Lemon was much more persistent when it came to Musk’s repeated endorsements of the racist, antisemitic “great replacement theory”—i.e., that shadowy figures, implied to be Jewish people, work to take in nonwhite immigrants so as to supplant white people. Musk tried to brush this all off by saying he doesn’t “subscribe to that,” then pivoting to baseless claims that there’s “a simple incentive to increase Democratic voters” by welcoming immigrants, including undocumented ones—even though, as Lemon pointed out, undocumented immigrants cannot vote and do not actually do so in significant numbers.

But eventually Musk bit and put forth another bizarre conspiracy: that because the 2020 census included undocumented residents in “blue states,” those states get an “increased number of House seats” that they wouldn’t otherwise have, as well as advantages in the Electoral College. In actuality, the Census Bureau likely missed a “substantial share” of noncitizen immigrants in 2020, per NPR, thanks to intimidating rhetoric from the Trump administration. Lemon didn’t mention that point, but he did correctly bring up that the Electoral College overwhelmingly advantages lesser-populated, redder states. Musk’s response to that? “I think that statement is true, but what I said is also true.” Huh?

That wasn’t Lemon’s last question about Musk’s increasingly vehement racism. When Lemon brought up Musk’s previous boosting of a tweet that referred to an “invasion” at the southern border, and mentioned that such language had been used by far-right terrorists like the 2019 El Paso shooter, Musk brushed it off, saying, “If I quote something, that doesn’t mean I believe everything it’s saying. It’s just something I think people should consider.” Then, while addressing the spread of antisemitic caricatures on Twitter, complete with disturbing examples from Twitter Blue subscribers, Musk kept insisting that “we only delete things that are illegal” (not true) and that no one actually sees those antisemitic tweets (also not true, not least because … Musk himself boosts a lot of hateful posts and sentiments).

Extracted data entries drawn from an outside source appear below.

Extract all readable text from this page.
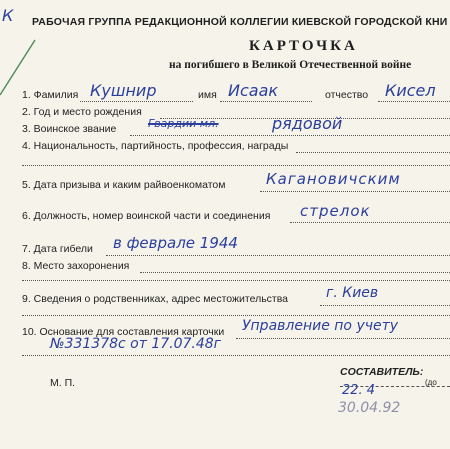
К РАБОЧАЯ ГРУППА РЕДАКЦИОННОЙ КОЛЛЕГИИ КИЕВСКОЙ ГОРОДСКОЙ КНИ
КАРТОЧКА
на погибшего в Великой Отечественной войне
1. Фамилия Кушнир	имя Исаак	отчество Кисел
2. Год и место рождения
3. Воинское звание	Гвардии мл.	рядовой
4. Национальность, партийность, профессия, награды
5. Дата призыва и каким райвоенкоматом	Кагановичским
6. Должность, номер воинской части и соединения стрелок
7. Дата гибели в феврале 1944
8. Место захоронения
9. Сведения о родственниках, адрес местожительства	г. Киев
10. Основание для составления карточки Управление по учету
№331378с от 17.07.48г
СОСТАВИТЕЛЬ:
(до
М. П.	22. 4
30.04.92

Where Lemon appeared most insistent in pushing back against Musk’s nonsense was in the subject of diversity, equity, and inclusion. Lemon prodded his guest on his statements that DEI programs are “killing people” by “lowering standards” for women and nonwhite job applicants. Musk kept attempting to reframe his statement as a hypothetical and something that “could”/“will” happen in the future. (Though he’s already tweeted that airplane companies prioritizing “DEI hiring over your safety” is “actually happening,” there’s no evidence for these ridiculous claims.) For the rest of the talk, Musk continued to fall back on pablum about how there will be “replies” and Community Notes from users passing judgment on their convo, and that society should “move on” from correcting for historic inequities in race and gender. (“When you stop caring about people’s skills and integrity, and you start focusing on race and gender instead …” he said, pausing and trailing off.)

So … what did we learn from these two, and this sorry spectacle? Well, it may have been a useful exercise in hopefully dispensing, once and for all, any supposition that Elon “Free Speech” Musk is actually interested in advancing that democratic principle. If Don Lemon brings up things that Musk himself has posted? That’s censorship. But if Musk cancels an agreement with Lemon, after his company spent a full year wining and dining the anchor, because his feelings were hurt? That’s … free speech, apparently.